When it comes to brains, wrinkly is good for the memory. Or so conventional wisdom holds. Certain human genetic conditions can lead to a smooth brain, without any of the normal grooves—something that tends to come with decreasing mental capacity. That many animals have naturally wrinkle-free brains but are still able to learn complex tasks suggests smoothness isn’t all there is to intelligence.

“We don’t know if smooth brains necessarily mean retardation,” says Paul Gold, a biology professor in Syracuse University’s College of Arts and Sciences. An expert in aging, as well as learning, memory, and plasticity, he says there are documented cases of people born with smooth brains with above-average IQs. These observations suggest that there’s more to the story than just smoothness.
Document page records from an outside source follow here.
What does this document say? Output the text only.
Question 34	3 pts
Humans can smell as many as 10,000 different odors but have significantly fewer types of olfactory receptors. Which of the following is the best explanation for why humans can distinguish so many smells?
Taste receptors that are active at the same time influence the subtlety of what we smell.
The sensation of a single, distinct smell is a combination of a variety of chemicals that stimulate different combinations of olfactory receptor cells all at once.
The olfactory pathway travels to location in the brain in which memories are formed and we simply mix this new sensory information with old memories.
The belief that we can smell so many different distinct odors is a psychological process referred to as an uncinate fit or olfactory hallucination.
Gold has been awarded a grant from the Research Foundation of State University of New York to investigate the way brain anatomy influences mental function at a fine scale. He will collaborate with Huaiyu Hu, associate professor of neuroscience and physiology at SUNY Upstate Medical University, to study the impact of neuron morphology on learning and memory in mice, which naturally have smooth brains.
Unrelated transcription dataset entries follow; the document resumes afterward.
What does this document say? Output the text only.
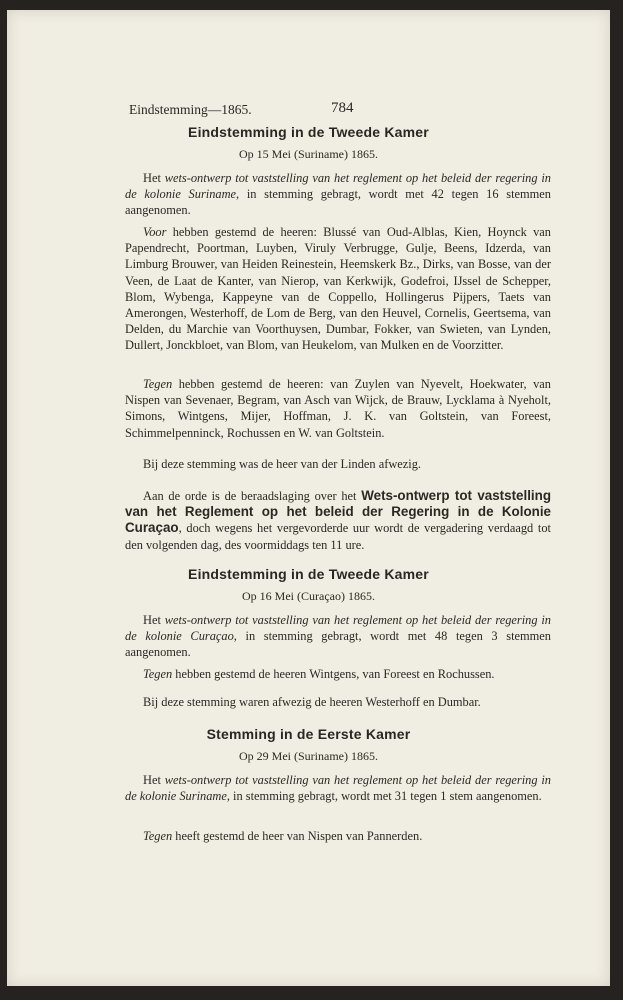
Eindstemming—1865.	784
Eindstemming in de Tweede Kamer
Op 15 Mei (Suriname) 1865.
Het wets-ontwerp tot vaststelling van het reglement op het beleid der regering in de kolonie Suriname, in stemming gebragt, wordt met 42 tegen 16 stemmen aangenomen.
Voor hebben gestemd de heeren: Blussé van Oud-Alblas, Kien, Hoynck van Papendrecht, Poortman, Luyben, Viruly Verbrugge, Gulje, Beens, Idzerda, van Limburg Brouwer, van Heiden Reinestein, Heemskerk Bz., Dirks, van Bosse, van der Veen, de Laat de Kanter, van Nierop, van Kerkwijk, Godefroi, IJssel de Schepper, Blom, Wybenga, Kappeyne van de Coppello, Hollingerus Pijpers, Taets van Amerongen, Westerhoff, de Lom de Berg, van den Heuvel, Cornelis, Geertsema, van Delden, du Marchie van Voorthuysen, Dumbar, Fokker, van Swieten, van Lynden, Dullert, Jonckbloet, van Blom, van Heukelom, van Mulken en de Voorzitter.
Tegen hebben gestemd de heeren: van Zuylen van Nyevelt, Hoekwater, van Nispen van Sevenaer, Begram, van Asch van Wijck, de Brauw, Lycklama à Nyeholt, Simons, Wintgens, Mijer, Hoffman, J. K. van Goltstein, van Foreest, Schimmelpenninck, Rochussen en W. van Goltstein.
Bij deze stemming was de heer van der Linden afwezig.
Aan de orde is de beraadslaging over het Wets-ontwerp tot vaststelling van het Reglement op het beleid der Regering in de Kolonie Curaçao, doch wegens het vergevorderde uur wordt de vergadering verdaagd tot den volgenden dag, des voormiddags ten 11 ure.
Eindstemming in de Tweede Kamer
Op 16 Mei (Curaçao) 1865.
Het wets-ontwerp tot vaststelling van het reglement op het beleid der regering in de kolonie Curaçao, in stemming gebragt, wordt met 48 tegen 3 stemmen aangenomen.
Tegen hebben gestemd de heeren Wintgens, van Foreest en Rochussen.
Bij deze stemming waren afwezig de heeren Westerhoff en Dumbar.
Stemming in de Eerste Kamer
Op 29 Mei (Suriname) 1865.
Het wets-ontwerp tot vaststelling van het reglement op het beleid der regering in de kolonie Suriname, in stemming gebragt, wordt met 31 tegen 1 stem aangenomen.
Tegen heeft gestemd de heer van Nispen van Pannerden.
Central to their project—and Hu’s own research—is a type of muscular dystrophy called dystroglycanopathy, which leads to smooth brains in humans. With this disorder, improperly formed structures on the outside of cells prevent the latter from making physical contact with other objects. Poor cell connections can lead to not only smooth brains, but also changes in the way neurons connect to one another, mental retardation, and other phenomena.

Even though dystroglycanopathy causes both smooth brains and reduced mental abilities, Hu and Gold question whether or not overall brain structure leads to mental impairments. Using naturally smooth-brained mice, they intend to focus on the effect of neuron connections on mental abilities. “Not being able to make and break connections between neurons is the real issue,” Gold says, underscoring the study’s objective.

Gold and Hu bring considerable expertise in behavioral testing and brain anatomy, respectively, to the project, as they look for connections between neuron structure and learning and memory. They also will take advantage of mice missing a critical gene, resulting in dystroglycanopathy. Hu will compare the fine structure of neurons in gene-deficient mice to those whom have received gene therapy to replace the missing genetic information. After neuron structure differences are established between the groups, Gold will test their learning and memory.

Testing for mental deficiencies in mice with dystroglycanopy is relatively new to Gold, who, along with Donna Korol, associate professor of biology at Syracuse, investigates factors such as stress, aging, and neurological disease on memory. His and Korol’s research is aided by a team of postdoctoral researchers, graduate students, and undergraduates (more than 20 of them), resulting in a lab that crackles with activity.

As for his latest collaboration, Gold is excited about working with Hu, and embarking on a new challenge. “It’s a really novel way to think about the world, and I appreciate that,” he says, regarding his study of dystroglycanopathy. “I also think it’s a way for both institutions to enhance their research programs.”